IDC credited Dell with $1.9 billion in storage revenue in the quarter -- more than double the $830 million for No. 2 NetApp. Dell had 29.2% of the market and grew 18.4% year over year for the quarter, compared with the overall industry growth of 14.4%, according to IDC.
Dell initially launched PowerVault for archiving and backup, but repositioned it as "cheap and deep" block storage in back of the EqualLogic-based SC SANs.
Sean Kinney, a senior director of product marketing for Dell EMC midrange storage, said PowerVault ME doubles back-end performance with 12 Gbps SAS and is capable of handling 320,000 IOPS.
"We've talked over the past few months about how we're going to simplify our [midrange] portfolio and align it under a couple of key platforms. We have the PowerMax at the high end. This is the next phase in that journey," Kinney said.

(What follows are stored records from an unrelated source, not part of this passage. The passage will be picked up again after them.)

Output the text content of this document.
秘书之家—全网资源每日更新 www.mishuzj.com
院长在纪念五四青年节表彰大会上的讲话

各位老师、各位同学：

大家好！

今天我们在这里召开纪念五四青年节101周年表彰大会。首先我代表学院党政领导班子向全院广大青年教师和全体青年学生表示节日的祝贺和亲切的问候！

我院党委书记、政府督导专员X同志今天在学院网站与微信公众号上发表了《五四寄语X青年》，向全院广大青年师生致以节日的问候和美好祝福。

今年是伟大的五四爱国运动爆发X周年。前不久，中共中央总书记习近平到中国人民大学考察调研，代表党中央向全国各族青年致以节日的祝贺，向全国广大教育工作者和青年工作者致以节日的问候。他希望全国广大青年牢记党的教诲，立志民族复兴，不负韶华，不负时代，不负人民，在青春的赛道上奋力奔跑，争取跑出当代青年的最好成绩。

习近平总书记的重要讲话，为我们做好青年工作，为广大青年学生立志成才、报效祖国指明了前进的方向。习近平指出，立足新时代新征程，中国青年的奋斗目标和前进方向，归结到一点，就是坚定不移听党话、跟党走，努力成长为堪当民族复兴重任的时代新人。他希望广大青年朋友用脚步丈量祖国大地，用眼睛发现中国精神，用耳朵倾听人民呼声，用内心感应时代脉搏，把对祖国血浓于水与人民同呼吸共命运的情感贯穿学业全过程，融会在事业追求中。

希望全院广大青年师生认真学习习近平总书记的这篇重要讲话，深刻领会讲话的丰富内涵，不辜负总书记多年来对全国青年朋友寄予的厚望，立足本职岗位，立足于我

The new PowerEdge arrays take self-encrypting nearline SAS disks or 3.5-inch SAS-connected SSDs, and they can be combined behind a single ME4 RAID controller. The configuration gives customers the option to configure PowerVault as all-flash or hybrid storage. The base ME4012 and ME4024 2U units come with dual controllers, with 8 GB per controller, and four ports for 10 GB iSCSI, 12 Gbps SAS and 16 Gbps Fibre Channel connectivity.
Customers could add a 5U ME484 expansion enclosure behind any ME4 base unit to scale Dell EMC PowerVault to 336 nearline disks or SSDs. Dell EMC claimed it has sold more than 400,000 units of PowerVault generations.
Enterprises use PowerVault arrays "by the hundreds" at remote branch sites, while smaller organizations make up a big share of the installed base, said Bob Fine, a director of marketing for Dell EMC midrange storage.
"If you only have one or two IT generalists, PowerVault could be your entire data center," Fine said.